Aggravated assault is a troublesome crime to classify. If a number of persons are involved in a dispute or disturbance and law enforcement investigation cannot distinguish the aggressors from the victims, the reporting agency must count the number of persons assaulted as the number of offenses. In such circumstances, assault classifications may require agencies to identify and report both aggravated and simple assaults within the same crime scenario. Additionally, multiple types of weapons may be used during the commission of the assaults.

Occasionally, classifying offenses in this category will involve reporting offenses in two or more subcategories when reporting the assaults.

The following scenario offers an example of a multiple-offense situation in which some of the offenses must be classified as a simple assault and others as aggravated assault:

  1. During a confrontation between two groups of people, a fight occurred during which several of the participants were injured. None of the combatants were cooperative, and all claimed to be innocent. It was unclear to police who was responsible for which assault. The police arrested eight persons, five of whom were severely beaten and in need of emergency medical treatment.

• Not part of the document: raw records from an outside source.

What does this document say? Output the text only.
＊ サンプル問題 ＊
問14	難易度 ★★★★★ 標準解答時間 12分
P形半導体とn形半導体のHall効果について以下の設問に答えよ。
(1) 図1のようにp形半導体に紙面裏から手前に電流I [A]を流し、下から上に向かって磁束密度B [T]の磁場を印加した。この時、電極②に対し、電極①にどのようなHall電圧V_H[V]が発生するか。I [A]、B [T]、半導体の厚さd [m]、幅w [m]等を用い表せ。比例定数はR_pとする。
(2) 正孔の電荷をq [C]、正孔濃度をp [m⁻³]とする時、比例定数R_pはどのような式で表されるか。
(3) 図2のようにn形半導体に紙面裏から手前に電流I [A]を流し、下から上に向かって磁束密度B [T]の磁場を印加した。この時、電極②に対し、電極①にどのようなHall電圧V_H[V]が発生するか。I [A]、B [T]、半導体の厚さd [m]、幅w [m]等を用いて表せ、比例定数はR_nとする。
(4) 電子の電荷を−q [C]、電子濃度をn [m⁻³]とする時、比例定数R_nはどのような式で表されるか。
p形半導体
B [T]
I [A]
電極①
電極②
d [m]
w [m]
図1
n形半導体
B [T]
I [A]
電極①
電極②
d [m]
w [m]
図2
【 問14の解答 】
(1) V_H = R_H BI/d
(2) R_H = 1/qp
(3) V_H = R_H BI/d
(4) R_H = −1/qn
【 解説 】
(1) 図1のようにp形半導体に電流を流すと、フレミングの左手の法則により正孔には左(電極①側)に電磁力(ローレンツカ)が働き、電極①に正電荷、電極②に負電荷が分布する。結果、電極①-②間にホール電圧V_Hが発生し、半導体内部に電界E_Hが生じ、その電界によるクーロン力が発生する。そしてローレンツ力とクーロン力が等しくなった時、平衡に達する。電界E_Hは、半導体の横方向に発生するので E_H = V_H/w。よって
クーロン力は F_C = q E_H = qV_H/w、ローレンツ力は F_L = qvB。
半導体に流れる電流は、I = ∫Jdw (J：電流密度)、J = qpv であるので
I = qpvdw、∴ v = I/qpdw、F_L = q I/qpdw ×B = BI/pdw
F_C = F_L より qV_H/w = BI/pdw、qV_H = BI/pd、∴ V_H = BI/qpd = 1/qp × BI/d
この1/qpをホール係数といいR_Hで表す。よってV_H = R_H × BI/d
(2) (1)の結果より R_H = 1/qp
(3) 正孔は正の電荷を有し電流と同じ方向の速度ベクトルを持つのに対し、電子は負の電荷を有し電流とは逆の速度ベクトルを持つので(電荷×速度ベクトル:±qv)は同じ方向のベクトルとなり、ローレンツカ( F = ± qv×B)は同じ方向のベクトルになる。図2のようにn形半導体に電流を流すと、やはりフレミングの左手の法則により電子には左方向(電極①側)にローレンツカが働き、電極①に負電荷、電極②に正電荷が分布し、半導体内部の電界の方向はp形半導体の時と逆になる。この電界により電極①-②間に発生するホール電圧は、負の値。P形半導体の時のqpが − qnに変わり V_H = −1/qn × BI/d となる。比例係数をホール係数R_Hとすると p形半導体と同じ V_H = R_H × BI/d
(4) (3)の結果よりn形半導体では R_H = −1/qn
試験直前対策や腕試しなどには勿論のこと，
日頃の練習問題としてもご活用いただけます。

Explanation: To report this crime to the UCR Program, law enforcement must report a total of eight assaults. Even though all the victims were not known, it was known that five persons were severely beaten. Therefore, reporting agencies must classify five offenses as Aggravated Assault—Hands, Fists, Feet, etc.—Aggravated Injury (4d) and three offenses as Other Assaults—Simple, Not Aggravated (4e).

The following scenario offers an example of a multiple-offense situation in which offenses must be classified in two aggravated assault subcategories:

  1. Police responding to a disturbance call found a juvenile gang fight in progress. The participants escaped, except for seven youths who suffered injuries. None would cooperate, and the police could not determine who started the fight. Three gang members were cut severely with knives. The remaining four suffered broken bones from being beaten with clubs. The police arrested the combatants who were under the age of 18 on felonious assault charges.

Explanation: A total of seven assault offenses must be reported: three offenses classified as Aggravated Assault—Knife or Cutting Instrument (4b) and four offenses classified as Aggravated Assault—Other Dangerous Weapon (4c).